Atlantic Casualty Insurance v. Greytak

JUSTICE RICE,

specially concurring.

¶17 I concur in the Court’s decision, as far as it goes. However, I believe that the facts set forth in the Certification Order also clearly establish that Atlantic has been prejudiced as a matter of law and that, under application of the principle we have adopted as the notice-prejudice rule, Greytak is entitled to no relief under the policy, as we held under similar circumstances in Steadele. The parties’ briefs contain arguments regarding prejudice. In response to the Certified Question, I would address the prejudice issue, reformulating the question if necessary.

¶18 The Certification Order explains that the directive to give notice to the insurer1 in the Atlantic policy is "identical” to the one at issue in Steadele. Certification Order, p. 6. About that provision, we concluded, as I have modified the language to reflect the current parties:

This notice is in plain English; it is simple, clear, unambiguous and easy to understand. It sets forth [GTL’s] duty to notify [Atlantic] ‘as soon as practicable’ of an occurrence, an offense which may result in a claim, or if suit is brought against [GTL]. This notice provision was intended to provide [Atlantic] the opportunity to defend its interests and to prevent or mitigate adverse judgments.

Steadele, ¶ 21. We also reasoned in Steadele that "this is not a case where the insured failed to notify its carrier by a few days or where the failure to notify was de minimis. Rather, here, MCHC failed to notify Colony for months after having been served with the Steadeles’ summons and complaint.” Steadele, ¶ 29. Despite the same simple, clear, easy to understand, “in plain English” notice provision that was at issue in Steadele, GTL failed to notify Atlantic of the claim — for a period of time longer than the delay involved in Steadele. Even giving *339the benefit of the doubt to the “notice” provided by GTL in its letter of May 23, 2011, GTL’s failure to notify Atlantic of the claims stretched over a year, which, as in Steadele, is clearly not a de minimis delay. ¶19 Further, and critically, the extensive delay was not merely “dead time” in which nothing was happening. Like the Steadeles, GTL and the Greytak parties proceeded to litigate without the involvement or knowledge of Atlantic, to its detriment. A year into this effort, GTL and Greytak entered a settlement agreement that erected a potential judgment against GTL for the amount of $624,685.14, plus costs, and purported to do so in an ultra vires act that relieved GTL of its contractual obligations to cooperate with Atlantic. These actions, which are, in my view, sharp practice at best and collusion at worst, undoubtedly prejudiced Atlantic in the same way as the similar actions in Steadele prejudiced Colony Insurance.
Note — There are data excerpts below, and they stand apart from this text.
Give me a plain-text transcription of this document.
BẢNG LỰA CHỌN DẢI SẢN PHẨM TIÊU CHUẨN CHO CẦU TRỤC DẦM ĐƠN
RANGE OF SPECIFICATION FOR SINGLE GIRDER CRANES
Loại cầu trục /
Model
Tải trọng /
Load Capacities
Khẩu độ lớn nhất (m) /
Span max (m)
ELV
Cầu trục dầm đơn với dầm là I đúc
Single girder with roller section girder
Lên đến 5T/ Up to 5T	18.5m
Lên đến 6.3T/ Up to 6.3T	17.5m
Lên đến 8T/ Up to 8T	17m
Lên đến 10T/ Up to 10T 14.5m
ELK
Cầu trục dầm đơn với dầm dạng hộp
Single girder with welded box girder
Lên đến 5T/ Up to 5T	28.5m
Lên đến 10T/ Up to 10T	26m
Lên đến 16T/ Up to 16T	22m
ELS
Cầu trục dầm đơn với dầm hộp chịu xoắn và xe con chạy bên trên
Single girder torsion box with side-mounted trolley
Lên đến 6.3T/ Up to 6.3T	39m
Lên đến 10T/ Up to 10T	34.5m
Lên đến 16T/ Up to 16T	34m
¶20 Greytak attempts to shift the blame to Atlantic, arguing that Atlantic’s delay in commencing a declaratory action was not “a reasonable time in which to take action, and as such Greytak was entitled to enforce the settlement agreement,” and any prejudice against Atlantic was therefore rendered irrelevant. Greytak calculates this “delay” from GTL’s May 23, 2011, letter, which it offers as satisfying the notice requirement under the Atlantic policy. Greytak overlooks that this letter did not disclose that an agreement had been reached that released GTL fiom its contractual obligations, did not provide the settlement agreement or settlement documents, and did not advise that a trigger for entry of a $624,000judgment against the insured had been created by the settlement. Unsurprising, Atlantic’s requests for cooperation in the investigation of the matter were thereafter rebuffed by GTL and its counsel, who were then surreptitiously operating under their settlement agreement with Greytak. These events simply farther prejudiced Atlantic and justified the “delay” of which it is accused by Greytak.

¶21 We have adopted the notice-prejudice rule “in order to promote the ‘fundamental protective purpose’ of insurance,” so that “[a]n insured’s technical or illusory failure to comply with obligations of a policy will not automatically terminate coverage....” Opinion, ¶ 14. As the Court explains, the purpose of the notice-prejudice rule is to protect the insured from loss of insurance coverage over a technical violation of the policy when that violation is of no prejudicial consequence to the insurer. Opinion, ¶ 14. The rule is not intended to provide claimants and insureds a litigation Petri dish in which to grow stipulated judgments in the dark while the insured is relieved of its contractual obligations to involve the insurer. The rule does not abrogate the *340insured’s duty to notify. It merely excuses failure of that duty when a “technical” violation does not prejudice the insurer. Opinion, ¶ 14. Here, GTL’s violation was not “technical.” It was contrived in order to prejudice Atlantic, which it clearly did.

¶22 I would further hold that Greytak does not receive the benefit of the rule.

The Certification Order actually states that notice was to be given to the “insured,” which is an error. The provision cited from the policy at issue in Steadele, like the one here, required that notice be given to the “insurer.”